Selecting a device type pre-fills the device name and clock drift (Vesper, Pipistrelle and KOL use 32999; Nanotag has none) — both can be adjusted before saving.

Recording schedules

There are 4 types of schedules supported:

Type Behaviour
Continuous Record continuously after activation while powered. Can be stopped manually via magnet if enabled on the General section.
Daily Repeat the same time windows every 24HR; schdule runs 00:00 to 23:59 if entry should run over midnight, split it till 23:59 and after 00:00
Dated Run in specific calendar windows based on absolute dates
Relative Windows relative to date of magnet activation with dates relative to date of activation (1,2,3...)

A configuration contains one or more schedule blocks marked as config0 (Off), config1 (On), config2 (On). Blocks define when each sensor records, so you can, for example, record audio only at night while sampling environment sensors around the clock.
Continues schedule type always uses config1 block, while Daily, Dated and Relative schedule types use config1 and config2 blocks as needed.

Schedule is edited in the Schedule tab, which shows a visual representation of the schedule blocks.
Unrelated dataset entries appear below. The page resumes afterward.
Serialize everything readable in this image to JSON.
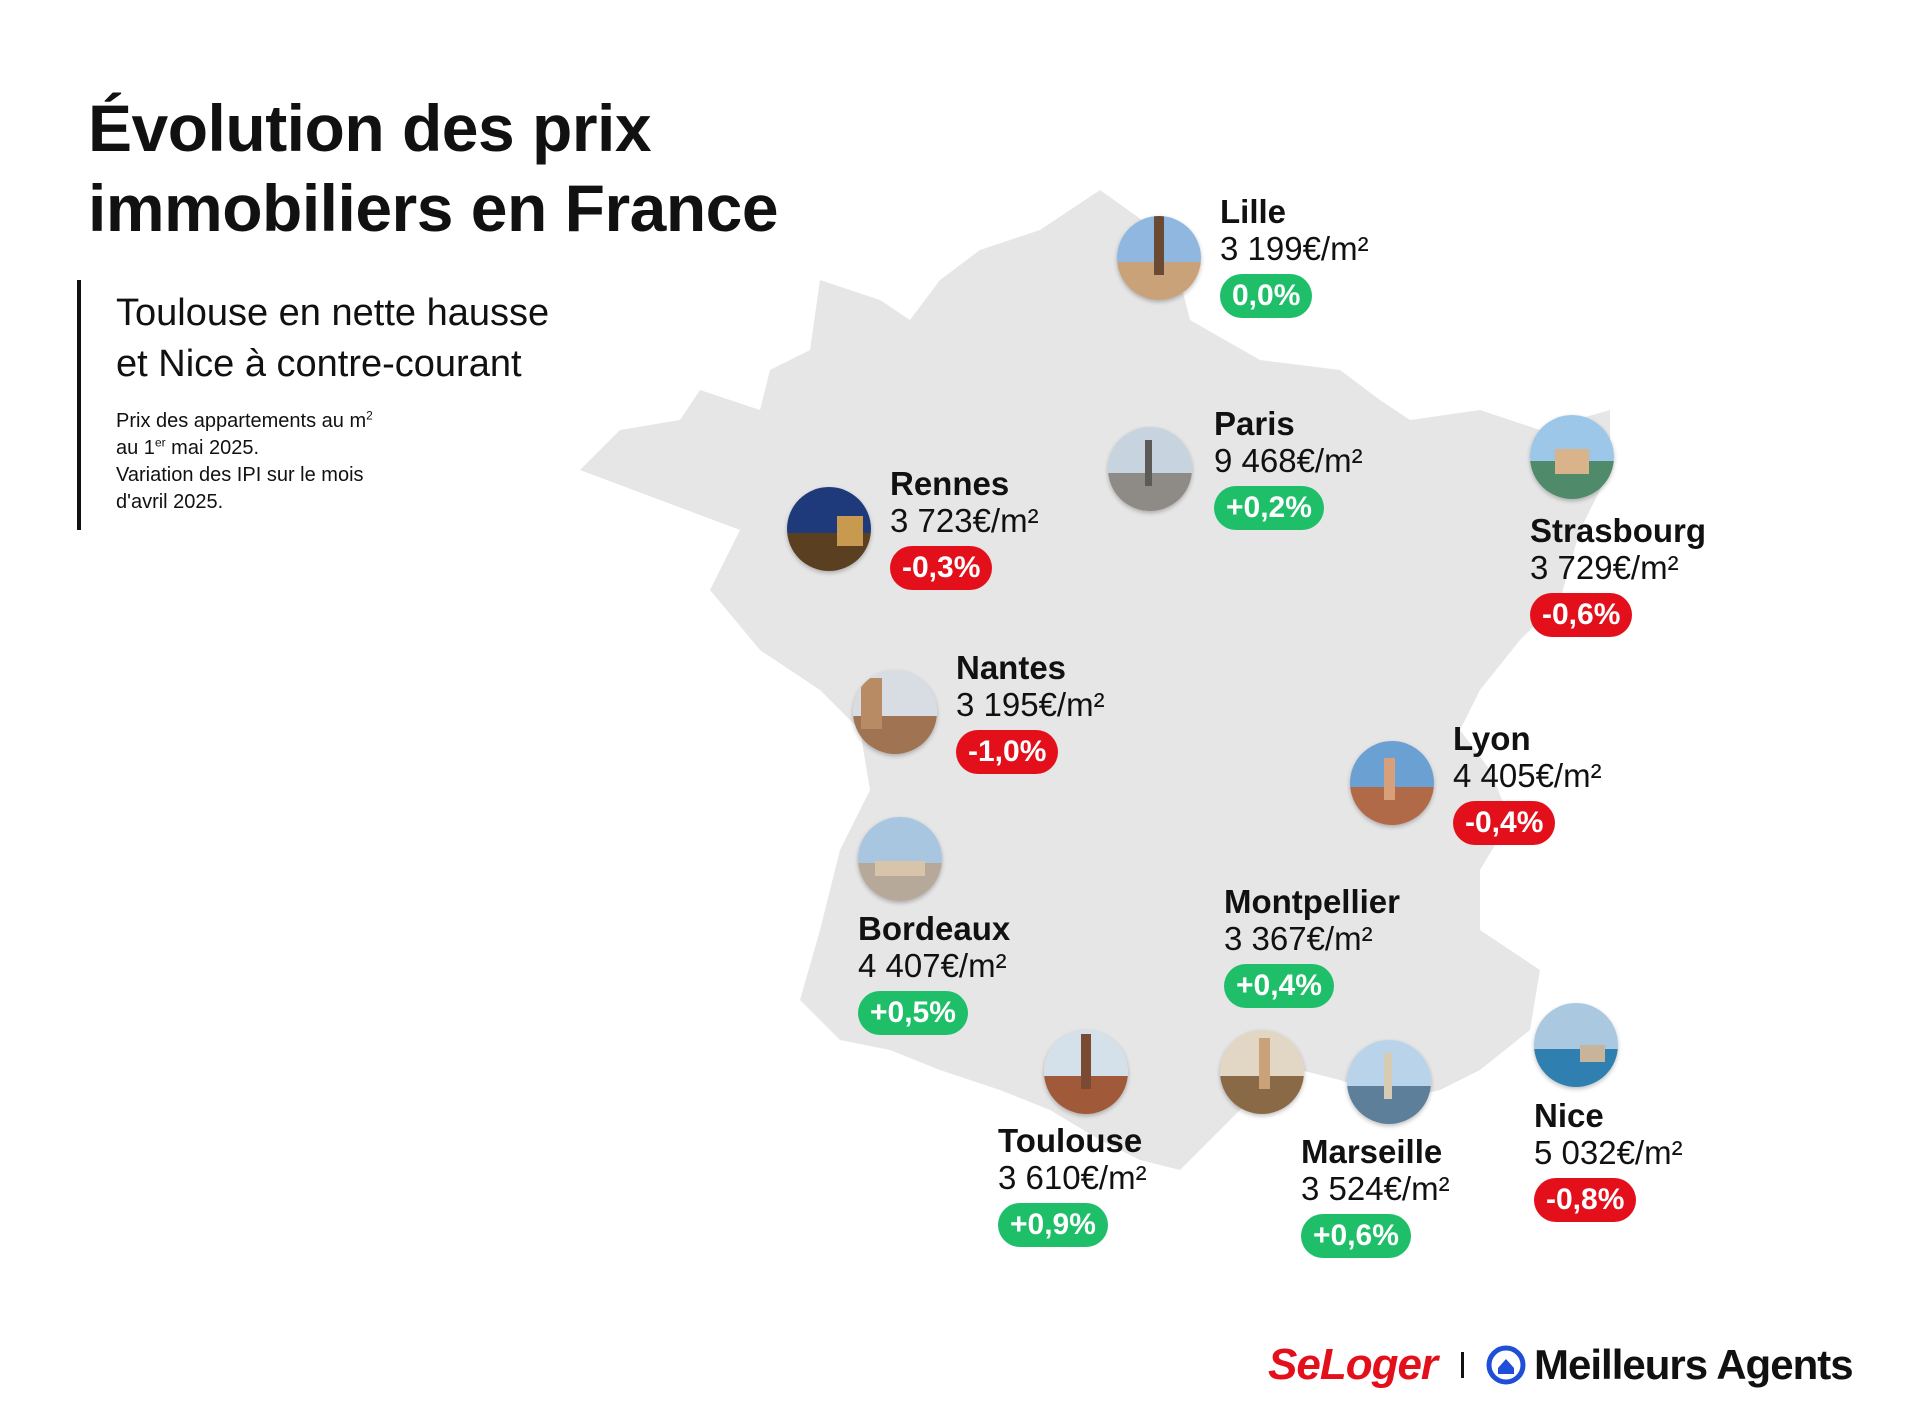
{
  "header": {
    "title_line1": "Évolution des prix",
    "title_line2": "immobiliers en France",
    "subtitle_line1": "Toulouse en nette hausse",
    "subtitle_line2": "et Nice à contre-courant",
    "note_line1_a": "Prix des appartements au m",
    "note_line1_sup": "2",
    "note_line2_a": "au 1",
    "note_line2_sup": "er",
    "note_line2_b": " mai 2025.",
    "note_line3": "Variation des IPI sur le mois",
    "note_line4": "d'avril 2025."
  },
  "cities": [
    {
      "name": "Lille",
      "price": "3 199€/m²",
      "change": "0,0%",
      "trend": "zero"
    },
    {
      "name": "Paris",
      "price": "9 468€/m²",
      "change": "+0,2%",
      "trend": "pos"
    },
    {
      "name": "Rennes",
      "price": "3 723€/m²",
      "change": "-0,3%",
      "trend": "neg"
    },
    {
      "name": "Strasbourg",
      "price": "3 729€/m²",
      "change": "-0,6%",
      "trend": "neg"
    },
    {
      "name": "Nantes",
      "price": "3 195€/m²",
      "change": "-1,0%",
      "trend": "neg"
    },
    {
      "name": "Lyon",
      "price": "4 405€/m²",
      "change": "-0,4%",
      "trend": "neg"
    },
    {
      "name": "Bordeaux",
      "price": "4 407€/m²",
      "change": "+0,5%",
      "trend": "pos"
    },
    {
      "name": "Montpellier",
      "price": "3 367€/m²",
      "change": "+0,4%",
      "trend": "pos"
    },
    {
      "name": "Toulouse",
      "price": "3 610€/m²",
      "change": "+0,9%",
      "trend": "pos"
    },
    {
      "name": "Marseille",
      "price": "3 524€/m²",
      "change": "+0,6%",
      "trend": "pos"
    },
    {
      "name": "Nice",
      "price": "5 032€/m²",
      "change": "-0,8%",
      "trend": "neg"
    }
  ],
  "colors": {
    "map_fill": "#e6e6e6",
    "positive": "#1fbf6a",
    "negative": "#e3101c",
    "seloger_red": "#e3101c",
    "meilleurs_agents_blue": "#1f4fd8"
  },
  "brand": {
    "seloger": "SeLoger",
    "meilleurs_agents": "Meilleurs Agents"
  }
}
The schedule consists of array of JSON objects where each object represents a change in state entry, and you can also edit the JSON directly. Daily Schedule Example
This example shows a daily schedule with two blocks: config1 (On) from 10:15 to 18:10, and config2 (On) from 23:00 to 06:00. The rest of the time the device is in config0 (Off) state. Note - to defined overnight rollover, the schedule split from 23:00 to 23:59 and from 00:01 to 06:00.
Same can be achieved with manually editing the JSON schedule array, for example:

[
    {"time":"2000-07-07 00:01:00","config":2},
    {"time":"2000-07-07 06:00:00","config":0},
    {"time":"2000-07-07 10:15:00","config":1},
    {"time":"2000-07-07 18:10:00","config":0},
    {"time":"2000-07-07 23:00:00","config":2},
    {"time":"2000-07-07 23:59:00","config":0}
]

Sensor drivers

Each sensor on the device is configured through its driver entry — sampling rate, gain, channel selection and other per-sensor options. The property editor renders every driver's options directly from the device's own metadata, so new sensor types appear automatically with the correct choices. Typical drivers include the audio front-end, IMU, EXG (48-channel or 2-channel 1292 variants), environmental sensors, ambient light and proximity.

For the KOL's microphone array, the channel configuration (1, 2 or 4 microphones) is part of the audio driver settings.

Saving and applying

  • Save writes the configuration JSON — to a file, or to the connected device.
  • Configurations are portable: you can prepare them offline and apply them to a whole batch of devices at the bench.